I sometimes have the need to construct a sparse matrix from a dense matrix with a fair number of numerical zeros. Currently, I have to duplicate the matrix in as SparseMatrixCSC with sparse() and then drop the zeros with dropzeros!. For large matrices with large numbers of numerical zeros this can take a lot of memory. Has anybody tackled this?

SC

But sparse doesn’t keep the numerical zeros from the dense matrix?

It does.

julia> A=sparse([1e-1 1e-20; 2 3])
2×2 SparseMatrixCSC{Float64,Int64} with 4 stored entries:
  [1, 1]  =  0.1
  [2, 1]  =  2.0
  [1, 2]  =  1.0e-20
  [2, 2]  =  3.0

dropzeros won’t drop the zeros either, because it filters only for hard zeros. Instead I’ll have to use Base.SparseArrays.fkeep!(sparse(A),(x,y,z) -> z>eps(typeof(z))) or some such thing.

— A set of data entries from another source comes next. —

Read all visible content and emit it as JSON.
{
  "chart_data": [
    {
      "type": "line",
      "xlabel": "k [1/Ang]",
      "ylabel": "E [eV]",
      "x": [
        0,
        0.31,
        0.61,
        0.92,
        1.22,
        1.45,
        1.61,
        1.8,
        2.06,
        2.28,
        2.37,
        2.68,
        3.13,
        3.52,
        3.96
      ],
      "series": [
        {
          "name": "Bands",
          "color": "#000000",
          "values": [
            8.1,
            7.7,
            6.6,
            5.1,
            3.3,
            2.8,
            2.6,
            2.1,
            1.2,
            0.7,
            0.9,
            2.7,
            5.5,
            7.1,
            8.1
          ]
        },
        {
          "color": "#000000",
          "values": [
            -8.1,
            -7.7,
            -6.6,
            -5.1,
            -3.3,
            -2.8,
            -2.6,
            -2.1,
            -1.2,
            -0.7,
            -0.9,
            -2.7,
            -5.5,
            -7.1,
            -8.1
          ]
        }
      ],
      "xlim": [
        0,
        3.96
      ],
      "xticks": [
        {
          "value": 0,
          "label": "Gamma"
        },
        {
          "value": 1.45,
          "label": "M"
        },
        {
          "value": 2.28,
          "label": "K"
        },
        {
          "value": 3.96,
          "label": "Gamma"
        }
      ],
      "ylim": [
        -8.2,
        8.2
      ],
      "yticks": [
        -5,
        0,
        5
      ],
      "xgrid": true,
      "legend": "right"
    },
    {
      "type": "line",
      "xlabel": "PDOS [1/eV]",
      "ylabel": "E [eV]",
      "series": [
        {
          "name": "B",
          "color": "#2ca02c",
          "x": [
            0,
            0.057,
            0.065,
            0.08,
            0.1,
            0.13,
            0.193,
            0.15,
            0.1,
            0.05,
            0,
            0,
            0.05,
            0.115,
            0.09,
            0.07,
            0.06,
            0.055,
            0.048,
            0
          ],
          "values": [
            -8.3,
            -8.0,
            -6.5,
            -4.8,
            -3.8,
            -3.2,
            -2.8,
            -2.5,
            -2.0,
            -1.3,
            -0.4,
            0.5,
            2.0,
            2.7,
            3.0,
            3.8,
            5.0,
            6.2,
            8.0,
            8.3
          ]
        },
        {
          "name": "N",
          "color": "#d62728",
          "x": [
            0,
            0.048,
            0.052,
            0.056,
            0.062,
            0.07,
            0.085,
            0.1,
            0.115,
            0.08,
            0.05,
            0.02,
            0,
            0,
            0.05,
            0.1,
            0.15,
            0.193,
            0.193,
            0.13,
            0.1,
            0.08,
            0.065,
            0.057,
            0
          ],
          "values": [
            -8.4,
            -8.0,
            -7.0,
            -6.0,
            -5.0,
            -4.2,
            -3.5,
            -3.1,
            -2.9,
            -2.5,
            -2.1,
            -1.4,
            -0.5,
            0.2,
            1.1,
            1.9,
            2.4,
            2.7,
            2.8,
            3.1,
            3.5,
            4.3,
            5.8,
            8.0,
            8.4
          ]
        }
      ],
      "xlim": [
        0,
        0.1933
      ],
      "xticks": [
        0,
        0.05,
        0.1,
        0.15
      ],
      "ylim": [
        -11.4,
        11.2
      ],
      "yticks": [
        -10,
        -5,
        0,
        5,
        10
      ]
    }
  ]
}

Ok, now I see what you mean. Try.

function to_sparse(A, eps)
    I, J, V = Int[], Int[], Float64[]
    for i in size(A, 1), j in size(A,2)
        v = A[i, j]
        if v > eps
            push!(I, i)
            push!(J, j)
            push!(V, v)
        end
    end
    return sparse(I, J, V)
end

Actually, no need to round trip via IJV

function to_sparse(A, eps)
    colptr = zeros(Int, size(A, 2) + 1)
    nzval = Float64[]
    rowval = Int[]
    colptr[1] = 1
    cnt = 1
    for i in 1:size(A, 1)
        for j in 1:size(A,2)
            v = A[i, j]
            if v > eps
                push!(rowval, j)
                push!(nzval, v)
                cnt += 1
            end
        end
        colptr[i+1] = cnt
    end
    return SparseMatrixCSC(size(A, 1), size(A, 2), colptr, rowval, nzval)
end

It might be petter performance to count how many stored elements you have a priori and allocate arrays with correct size up front.

That’s good, thanks! I’ve taken that and amended it by what fkeep! does
to

function to_sparse(A, f)
    colptr = zeros(Int, size(A, 2) + 1)
    nzval = Float64[]
    rowval = Int[]
    colptr[1] = 1
    cnt = 1
    for i in 1:size(A, 1)
        for j in 1:size(A,2)
            v = A[i, j]
            if f(i,j,v)
                push!(rowval, j)
                push!(nzval, v)
                cnt += 1
            end
        end
        colptr[i+1] = cnt
    end
    return SparseMatrixCSC(size(A, 1), size(A, 2), colptr, rowval, nzval)
end

in case I want to filter by other criteria during instantiation.

I made some noobie mistakes in my last post.

function tosparse(A, f)
    nz = count(!equalto(0), A)
    colptr = zeros(Int, size(A, 2) + 1)
    nzval = Vector{Float64}(uninitialized, nz)
    rowval = Vector{Int}(uninitialized, nz)
    colptr[1] = 1
    cnt = 1
    @inbounds for j in 1:size(A,2)
        for i in 1:size(A, 1)
            v = A[i, j]
            if f(i, j, v)
                rowval[cnt] = i
                nzval[cnt] = v
                cnt += 1
            end
        end
        colptr[j+1] = cnt
    end
    return SparseMatrixCSC(size(A, 1), size(A, 2), colptr, rowval, nzval)
end

Should be much better (traverses the matrix in the correct order)

Great use of count! Since we’re using the filter f, we need to modify count to

using Base.Cartesian
nz = 0
@nloops 2 i A begin
   nz += f(i_1,i_2,A[i_1,i_2])
end

Oh yeah, good point.